How Much Goes To The Actual Cause? All Of It

November 6th, 2013 by Karen Climer

Check out this My Word column in the Orlando Sentinel today.  This woman really knows what she’s talking about!  (I crack myself up.)  This blog posting is a continuation of the column, so read the column first.  But please come back.

One of the criteria I use in my personal giving is if a nonprofit organization includes their overhead percentage in the marketing material (regardless of whether it is 0% or 100%), I will not give to that organization (even if I otherwise love the cause).  Nonprofits created the overhead myth by proudly proclaiming that “more the 90% of your donation goes directly to the cause.”  So it is up to us to solve it.  The nonprofits that continue to advertise their ratios are exacerbating the problem.

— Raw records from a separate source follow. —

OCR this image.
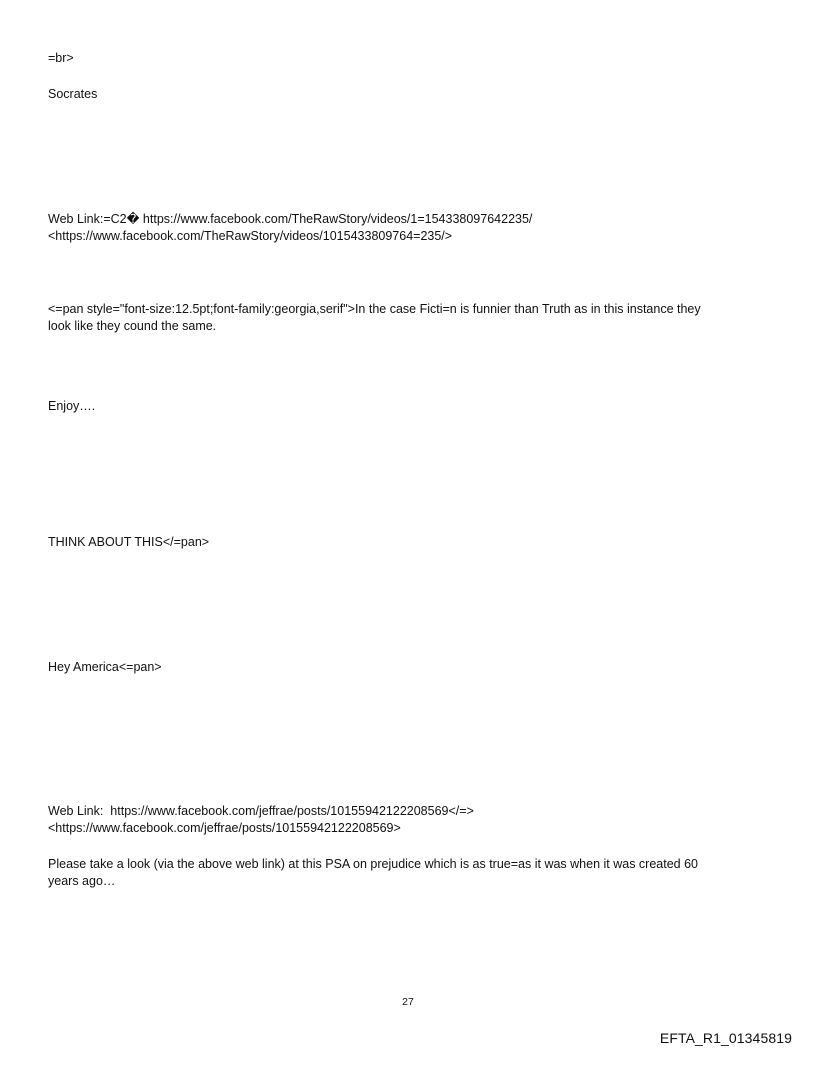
=br>
Socrates
Web Link:=C2� https://www.facebook.com/TheRawStory/videos/1=154338097642235/
<https://www.facebook.com/TheRawStory/videos/1015433809764=235/>
<=pan style="font-size:12.5pt;font-family:georgia,serif">In the case Ficti=n is funnier than Truth as in this instance they
look like they cound the same.
Enjoy….
THINK ABOUT THIS</=pan>
Hey America<=pan>
Web Link:  https://www.facebook.com/jeffrae/posts/10155942122208569</=>
<https://www.facebook.com/jeffrae/posts/10155942122208569>
Please take a look (via the above web link) at this PSA on prejudice which is as true=as it was when it was created 60
years ago…
27
EFTA_R1_01345819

When a donor asks me, “How much of my donation goes to the cause?”  My answer is “It all goes toward the cause.  Everything we do here gets us closer to ____(whatever your mission is).”

I can’t think of any nonprofit that can operate without electricity.  Whenever there is a hurricane, we get to try it.  It never works.  So yes, the electric bill benefits the cause.  You can’t operate without raising money.  We tried hoping that the money would just magically appear, and it didn’t work.  So yes, the fundraising expenses help us rescue abandoned animals or feed the hungry or whatever the mission is.

Beginning today, quit advertising your overhead ratio.  Do you really think your overhead ratio is more convincing to donors than a story about the people whose lives you have improved?

Beginning today, when a donor asks you, “How much goes toward the cause?”  Tell them that everything you do goes toward the cause.

This is a hot topic in the nonprofit community right now.  If you have any thoughts about the overhead ratio or how we should evaluate nonprofits, please share them in the comments below.

Posted in Nonprofit issues

4 Responses

  1. Elle

    I agree with this..” Beginning today, when a donor asks you, “How much goes toward the cause?” Tell them that everything you do goes toward the cause.” HOWEVER…salaries can get out of hand, and we’ve all seen it happen. In my opinion, if there’s suspicion of misuse of money, one should ask the tough questions about expenses. Who wants to fund the construction of a football field when there is no team to play? Not me!! Donors must do their due diligence.

  2. Karen Climer

    Elle, thanks for your comments. You are correct that there are nonprofits that pay exorbitant salaries in proportion to their budgets or waste money on stupid things. Those nonprofits deserve to lose their donors. Furthermore, their governing boards deserve to be tarred and feathered. These bad nonprofits are the reason that donors come up with these arbitrary rules like, “I won’t give to any nonprofit that pays their CEO more than $100,000.”

    But, maybe there is a good reason for the salary or other expenses. The donor absolutely should ask questions, as you suggested. Sometimes, you have to dig really deep. Questions hold the charity accountable and get the donor more involved in both the charity and the cause.

    Thanks again for your comment.

  3. Amy Climer

    I tried to read the My Word Column, but it looks like it’s for subscribers only. Oh well!

    Great points though!

  4. Karen Climer

    Try the link again. I made a change so it should work.